When the dust settled, it was clear to everyone that closing a $9.2 billion dollar budget deficit in an economy fraught with uncertainty required that we make the fairest and most thoughtful choices from a very limited menu of very difficult options;
Choices that will protect the programs and services that working families depend on;
Choices that will fuel New York State's economic recovery.
That said, this is not a budget anybody is thrilled to be supporting. The cuts contained in this proposal are painful and reflective of the weakened state of our economy.
We have been telling you from the beginning, that closing a deficit of this magnitude would require significant cuts in government spending.
Our budget resolution, which is outlined in the press releases you have received, proposes more than $4.3 billion in spending cuts, many of which were originally recommended by the Governor.
We did, however, propose a number of restorations that we believe are critical to working families and our most vulnerable citizens, and critical as well to New York's economic recovery.
We restore $600 million of the Governor's $1.4 billion school-aid cut.
We reduce the Governor's health-care cuts by $126 million, including millions in restorations affecting hospitals, nursing homes, and home care.
We also make reforms to our health-care system.
We propose a state takeover of the local cost of Medicaid administration and we require that health insurance companies obtain prior approval from the State Insurance Department before increasing premiums on certain plans.
We reject the Governor's cut to Early Intervention services for children with special needs.

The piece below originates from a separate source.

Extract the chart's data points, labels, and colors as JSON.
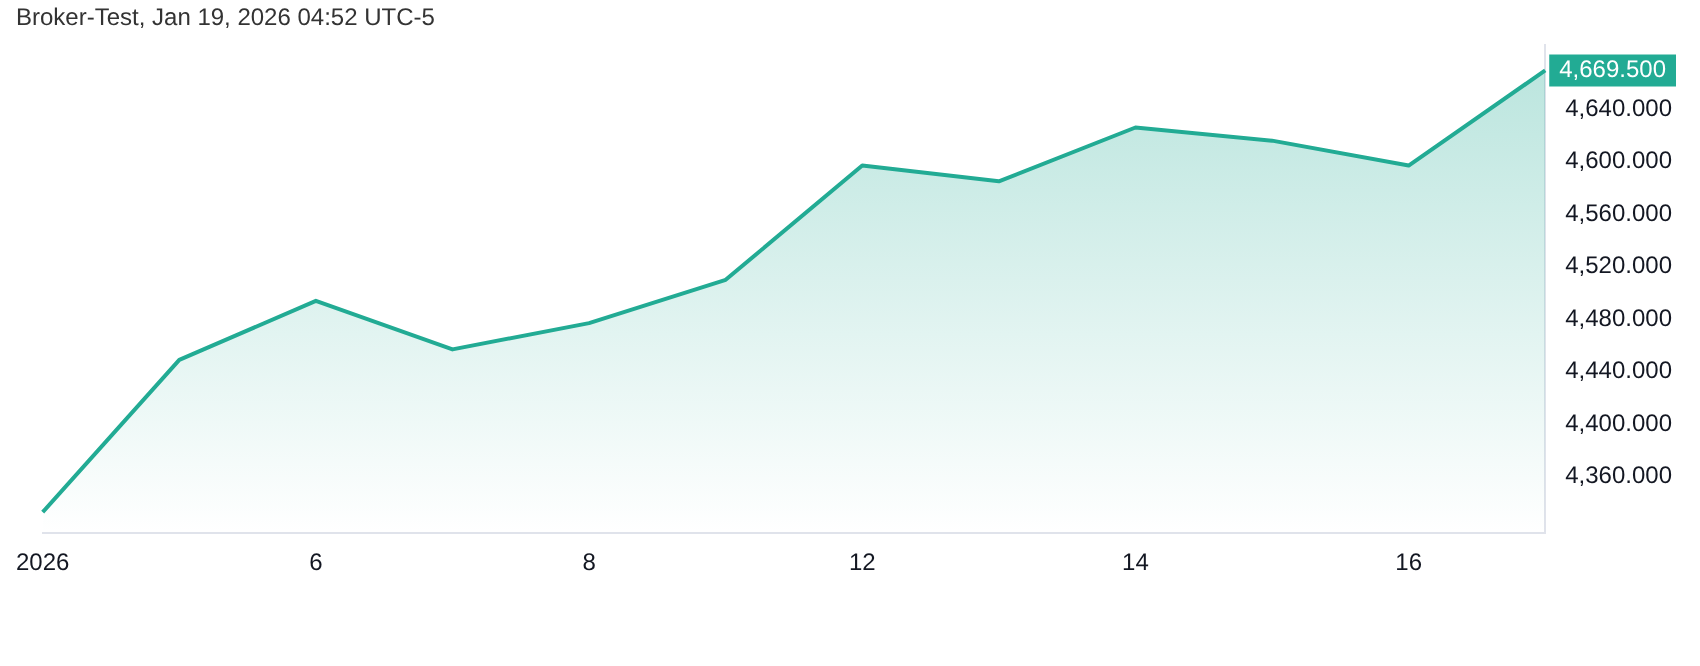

Because they are a key component of our job-creating efforts, we reject the Governor's base-aid cut to our public community colleges. We likewise reject the Governor's across-the-board cut to all TAP awards.
Through our proposal, we also avert the closure of 91 state parks and historic sites, which are important sources of tourism revenue.
Along with spending cuts, we reject a billion dollars in taxes and fees proposed by the Governor, including the so-called "soda tax."
In addition to these actions, we are advancing what we believe are critical budget reforms that are consistent with those proposed earlier this month by Lieutenant Governor Richard Ravitch.
Our reform proposal will move the state to GAAP budgeting, which, over a period of five years, will eliminate the state's structural deficit. It includes the issuance of $2 billion in bonds and the establishment of a review board to help us ensure that New Yorkers will never again have to endure the kind of massive budget deficits we have been dealing with over the last several years.
As I stated earlier, with this plan we close the deficit, we make responsible cuts and hold the line on spending, we preserve vital programs and services, we reject a significant number of taxes and fees, and we dramatically reform of the budget process.
We are prepared to work with the Governor and with our colleagues in the Senate to deliver the best possible final budget for the people of New York State.